Liang Xingyue, Wu Qiaoyun, Liu Wenzhang, Zhou Yun, Tan Chunyu, Yin Hongfu, Sun Changyin
School of Artificial Intelligence, Anhui University, Hefei, 230601, Anhui, China; Engineering Research Center of Autonomous Unmanned System Technology, Ministry of Education, Hefei, 230601, Anhui, China; Anhui Provincial Engineering Research Center for Unmanned Systems and Intelligent Technology, Hefei, 230601, Anhui, China.

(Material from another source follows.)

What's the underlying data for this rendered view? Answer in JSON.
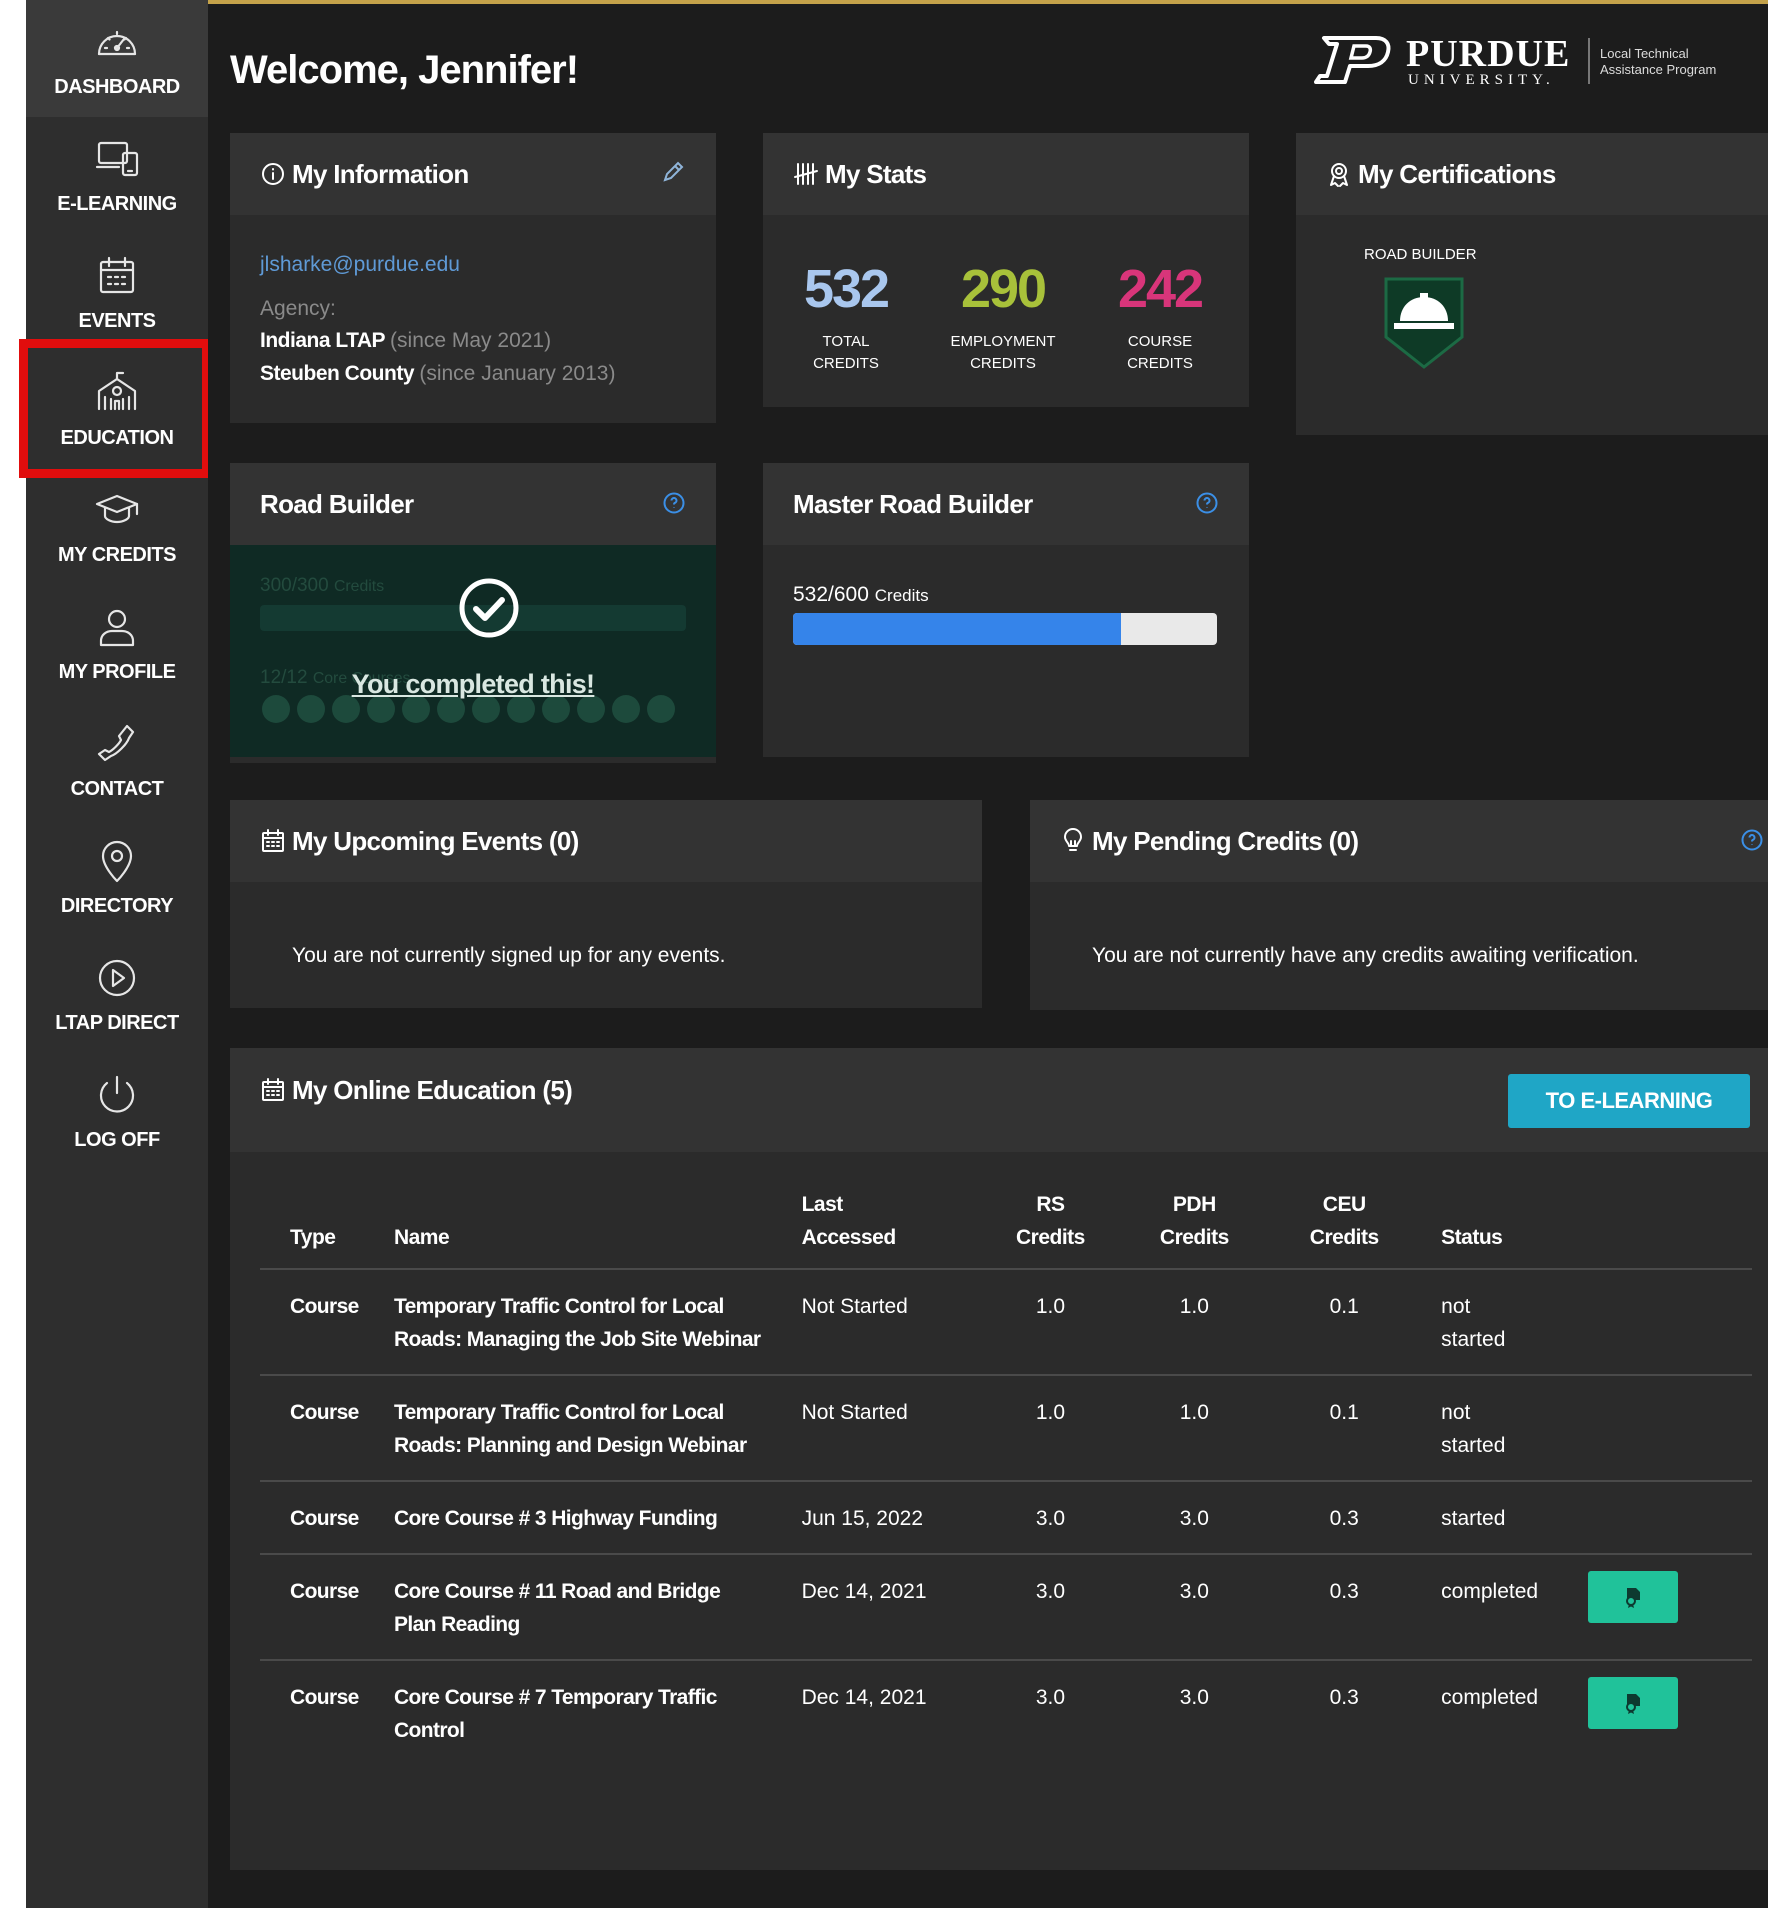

School of Artificial Intelligence, Anhui University, Hefei, 230601, Anhui, China; Institute of Artificial Intelligence, Hefei Comprehensive National Science Center, Hefei, 230601, Anhui, China.
Neural Netw. 2025 Apr;184:107054. doi: 10.1016/j.neunet.2024.107054. Epub 2024 Dec 19.
Deep reinforcement learning (DRL) exploits the powerful representational capabilities of deep neural networks (DNNs) and has achieved significant success. However, compared to DNNs, spiking neural networks (SNNs), which operate on binary signals, more closely resemble the biological characteristics of efficient learning observed in the brain. In SNNs, spiking neurons exhibit complex dynamic characteristics and learn based on principles of biological plasticity. Inspired by the brain's efficient computational mechanisms, information encoding plays a critical role in these networks. We propose an intrinsic plasticity coding improved spiking actor network (IP-SAN) for RL to achieve effective decision-making. The IP-SAN integrates adaptive population coding at the network level with dynamic spiking neuron coding at the neuron level, improving spatiotemporal state representation and promoting more accurate biological simulation. Experimental results show that our IP-SAN outperforms several state-of-the-art methods in five continuous control tasks.
深度强化学习(DRL)利用深度神经网络(DNN)强大的表征能力并取得了显著成功。然而,与DNN相比,基于二进制信号运行的脉冲神经网络(SNN)更类似于在大脑中观察到的高效学习的生物学特征。在SNN中,脉冲神经元表现出复杂的动态特性,并基于生物可塑性原理进行学习。受大脑高效计算机制的启发,信息编码在这些网络中起着关键作用。我们提出了一种用于强化学习的内在可塑性编码改进脉冲 actor 网络(IP-SAN),以实现有效的决策。IP-SAN 在网络层面集成了自适应群体编码,在神经元层面集成了动态脉冲神经元编码,改善了时空状态表征并促进了更精确的生物模拟。实验结果表明,我们的IP-SAN在五项连续控制任务中优于几种先进方法。